Another day, another data loss: Which culture must we change?

The recent loss of offender data shows how the cultural malaise regarding other people’s data pervades the ICT profession, not just government bureaucracies. But the need is to protect people not their data. So which culture is it that we need to change?   

We hear a great deal about “trust” and “confidence”. Meanwhile centuries of experience is ignored by those seeking to promote the use of electronic technologies to support the interweaving of confidentiality, authentication and authorisation in the service of centralised bureaucracies structured in ways that avoid personal liability for incompetance or carelessness – provided the “process” has been followed.

Meanwhile organisations have been sharing data on-line for decades without serious breach and without processes of the kind now being mandated by government and regulators. It is not only financial services organisaitons with serious budgets. Cash-strapped voluntary organisations like Barnado’s, Citizens Advice or the Salvation Army provide security for the information needed to help some of the most vulnerable in society that is considerably more robust than that of those with whom they are expected to deal in the public sector – regardless of the nominal accreditations of the latter.
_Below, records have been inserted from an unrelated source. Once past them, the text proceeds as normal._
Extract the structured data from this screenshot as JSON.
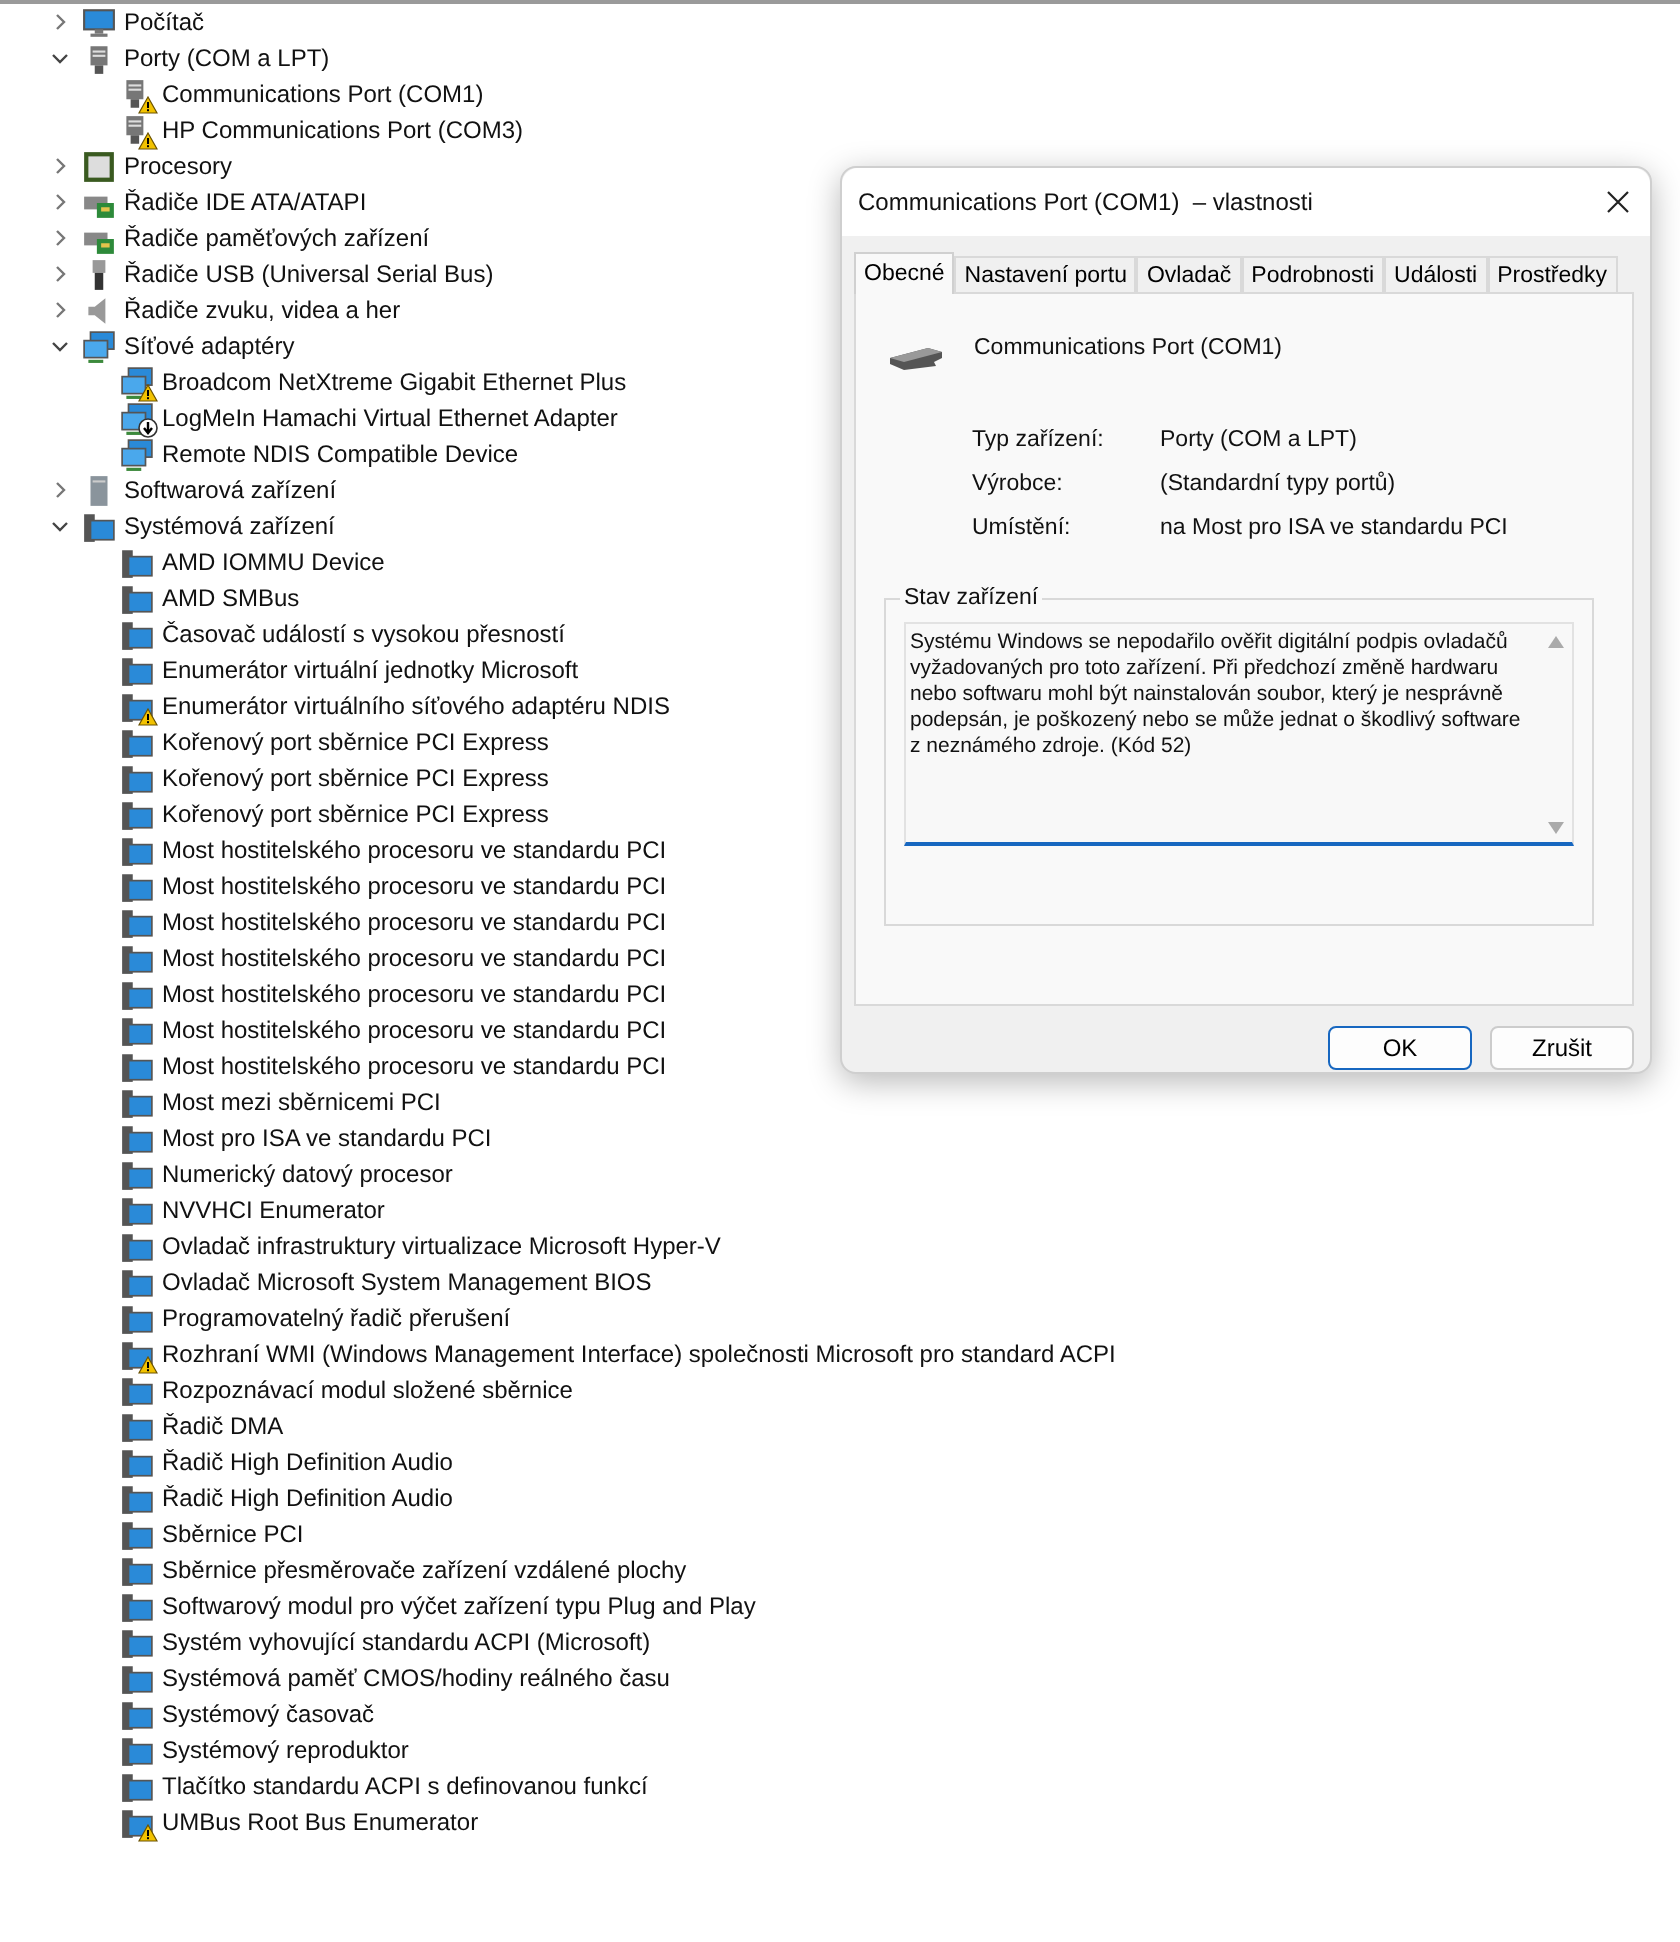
{
  "tree": [
    {
      "label": "Počítač",
      "kind": "computer",
      "expanded": false
    },
    {
      "label": "Porty (COM a LPT)",
      "kind": "port",
      "expanded": true,
      "children": [
        {
          "label": "Communications Port (COM1)",
          "kind": "port",
          "problem": true,
          "disabled": false
        },
        {
          "label": "HP Communications Port (COM3)",
          "kind": "port",
          "problem": true,
          "disabled": false
        }
      ]
    },
    {
      "label": "Procesory",
      "kind": "cpu",
      "expanded": false
    },
    {
      "label": "Řadiče IDE ATA/ATAPI",
      "kind": "ide",
      "expanded": false
    },
    {
      "label": "Řadiče paměťových zařízení",
      "kind": "storage",
      "expanded": false
    },
    {
      "label": "Řadiče USB (Universal Serial Bus)",
      "kind": "usb",
      "expanded": false
    },
    {
      "label": "Řadiče zvuku, videa a her",
      "kind": "sound",
      "expanded": false
    },
    {
      "label": "Síťové adaptéry",
      "kind": "network",
      "expanded": true,
      "children": [
        {
          "label": "Broadcom NetXtreme Gigabit Ethernet Plus",
          "kind": "network",
          "problem": true,
          "disabled": false
        },
        {
          "label": "LogMeIn Hamachi Virtual Ethernet Adapter",
          "kind": "network",
          "problem": false,
          "disabled": true
        },
        {
          "label": "Remote NDIS Compatible Device",
          "kind": "network",
          "problem": false,
          "disabled": false
        }
      ]
    },
    {
      "label": "Softwarová zařízení",
      "kind": "software",
      "expanded": false
    },
    {
      "label": "Systémová zařízení",
      "kind": "system",
      "expanded": true,
      "children": [
        {
          "label": "AMD IOMMU Device",
          "kind": "system",
          "problem": false,
          "disabled": false
        },
        {
          "label": "AMD SMBus",
          "kind": "system",
          "problem": false,
          "disabled": false
        },
        {
          "label": "Časovač událostí s vysokou přesností",
          "kind": "system",
          "problem": false,
          "disabled": false
        },
        {
          "label": "Enumerátor virtuální jednotky Microsoft",
          "kind": "system",
          "problem": false,
          "disabled": false
        },
        {
          "label": "Enumerátor virtuálního síťového adaptéru NDIS",
          "kind": "system",
          "problem": true,
          "disabled": false
        },
        {
          "label": "Kořenový port sběrnice PCI Express",
          "kind": "system",
          "problem": false,
          "disabled": false
        },
        {
          "label": "Kořenový port sběrnice PCI Express",
          "kind": "system",
          "problem": false,
          "disabled": false
        },
        {
          "label": "Kořenový port sběrnice PCI Express",
          "kind": "system",
          "problem": false,
          "disabled": false
        },
        {
          "label": "Most hostitelského procesoru ve standardu PCI",
          "kind": "system",
          "problem": false,
          "disabled": false
        },
        {
          "label": "Most hostitelského procesoru ve standardu PCI",
          "kind": "system",
          "problem": false,
          "disabled": false
        },
        {
          "label": "Most hostitelského procesoru ve standardu PCI",
          "kind": "system",
          "problem": false,
          "disabled": false
        },
        {
          "label": "Most hostitelského procesoru ve standardu PCI",
          "kind": "system",
          "problem": false,
          "disabled": false
        },
        {
          "label": "Most hostitelského procesoru ve standardu PCI",
          "kind": "system",
          "problem": false,
          "disabled": false
        },
        {
          "label": "Most hostitelského procesoru ve standardu PCI",
          "kind": "system",
          "problem": false,
          "disabled": false
        },
        {
          "label": "Most hostitelského procesoru ve standardu PCI",
          "kind": "system",
          "problem": false,
          "disabled": false
        },
        {
          "label": "Most mezi sběrnicemi PCI",
          "kind": "system",
          "problem": false,
          "disabled": false
        },
        {
          "label": "Most pro ISA ve standardu PCI",
          "kind": "system",
          "problem": false,
          "disabled": false
        },
        {
          "label": "Numerický datový procesor",
          "kind": "system",
          "problem": false,
          "disabled": false
        },
        {
          "label": "NVVHCI Enumerator",
          "kind": "system",
          "problem": false,
          "disabled": false
        },
        {
          "label": "Ovladač infrastruktury virtualizace Microsoft Hyper-V",
          "kind": "system",
          "problem": false,
          "disabled": false
        },
        {
          "label": "Ovladač Microsoft System Management BIOS",
          "kind": "system",
          "problem": false,
          "disabled": false
        },
        {
          "label": "Programovatelný řadič přerušení",
          "kind": "system",
          "problem": false,
          "disabled": false
        },
        {
          "label": "Rozhraní WMI (Windows Management Interface) společnosti Microsoft pro standard ACPI",
          "kind": "system",
          "problem": true,
          "disabled": false
        },
        {
          "label": "Rozpoznávací modul složené sběrnice",
          "kind": "system",
          "problem": false,
          "disabled": false
        },
        {
          "label": "Řadič DMA",
          "kind": "system",
          "problem": false,
          "disabled": false
        },
        {
          "label": "Řadič High Definition Audio",
          "kind": "system",
          "problem": false,
          "disabled": false
        },
        {
          "label": "Řadič High Definition Audio",
          "kind": "system",
          "problem": false,
          "disabled": false
        },
        {
          "label": "Sběrnice PCI",
          "kind": "system",
          "problem": false,
          "disabled": false
        },
        {
          "label": "Sběrnice přesměrovače zařízení vzdálené plochy",
          "kind": "system",
          "problem": false,
          "disabled": false
        },
        {
          "label": "Softwarový modul pro výčet zařízení typu Plug and Play",
          "kind": "system",
          "problem": false,
          "disabled": false
        },
        {
          "label": "Systém vyhovující standardu ACPI (Microsoft)",
          "kind": "system",
          "problem": false,
          "disabled": false
        },
        {
          "label": "Systémová paměť CMOS/hodiny reálného času",
          "kind": "system",
          "problem": false,
          "disabled": false
        },
        {
          "label": "Systémový časovač",
          "kind": "system",
          "problem": false,
          "disabled": false
        },
        {
          "label": "Systémový reproduktor",
          "kind": "system",
          "problem": false,
          "disabled": false
        },
        {
          "label": "Tlačítko standardu ACPI s definovanou funkcí",
          "kind": "system",
          "problem": false,
          "disabled": false
        },
        {
          "label": "UMBus Root Bus Enumerator",
          "kind": "system",
          "problem": true,
          "disabled": false
        }
      ]
    }
  ],
  "dialog": {
    "title": "Communications Port (COM1)  – vlastnosti",
    "tabs": [
      {
        "label": "Obecné",
        "selected": true
      },
      {
        "label": "Nastavení portu",
        "selected": false
      },
      {
        "label": "Ovladač",
        "selected": false
      },
      {
        "label": "Podrobnosti",
        "selected": false
      },
      {
        "label": "Události",
        "selected": false
      },
      {
        "label": "Prostředky",
        "selected": false
      }
    ],
    "device_name": "Communications Port (COM1)",
    "properties": [
      {
        "label": "Typ zařízení:",
        "value": "Porty (COM a LPT)"
      },
      {
        "label": "Výrobce:",
        "value": "(Standardní typy portů)"
      },
      {
        "label": "Umístění:",
        "value": "na Most pro ISA ve standardu PCI"
      }
    ],
    "status": {
      "title": "Stav zařízení",
      "value": "Systému Windows se nepodařilo ověřit digitální podpis ovladačů vyžadovaných pro toto zařízení. Při předchozí změně hardwaru nebo softwaru mohl být nainstalován soubor, který je nesprávně podepsán, je poškozený nebo se může jednat o škodlivý software z neznámého zdroje. (Kód 52)"
    },
    "buttons": [
      {
        "label": "OK",
        "default": true
      },
      {
        "label": "Zrušit",
        "default": false
      }
    ]
  }
}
In May I chaired a session at the European Commission High-Level Workshop on Ethics and e-Inclusion where we concluded that it was unethical for governments to demand information from citizens that they could not keep secure and confidential.

But everything is a matter of balance. Data that is not regularly used quickly becomes out of date and worthless. And it cannot be used without risk. We need to refocus attention on risk analysis, how to better manage choice and consent and the governance mechanisms appropriate where these are to be over-ridden – as with the needs of law enforcement.

We need to reset the Information Governance Agenda around processes that lead to security by default, inherent to the way the organisation works, where this important. We also need to stop giving the illusion of security where this is unnecessary and gets in the way of efficient customer service. Both require listening to staff and customers in ways that fell out of fashion a decade or so ago. They also require major change to the ways we select, monitor and motivate those in positions of trust. And that may require reversing the 20-year trend towards outsourcing, alias the demolition of corporate loyalty.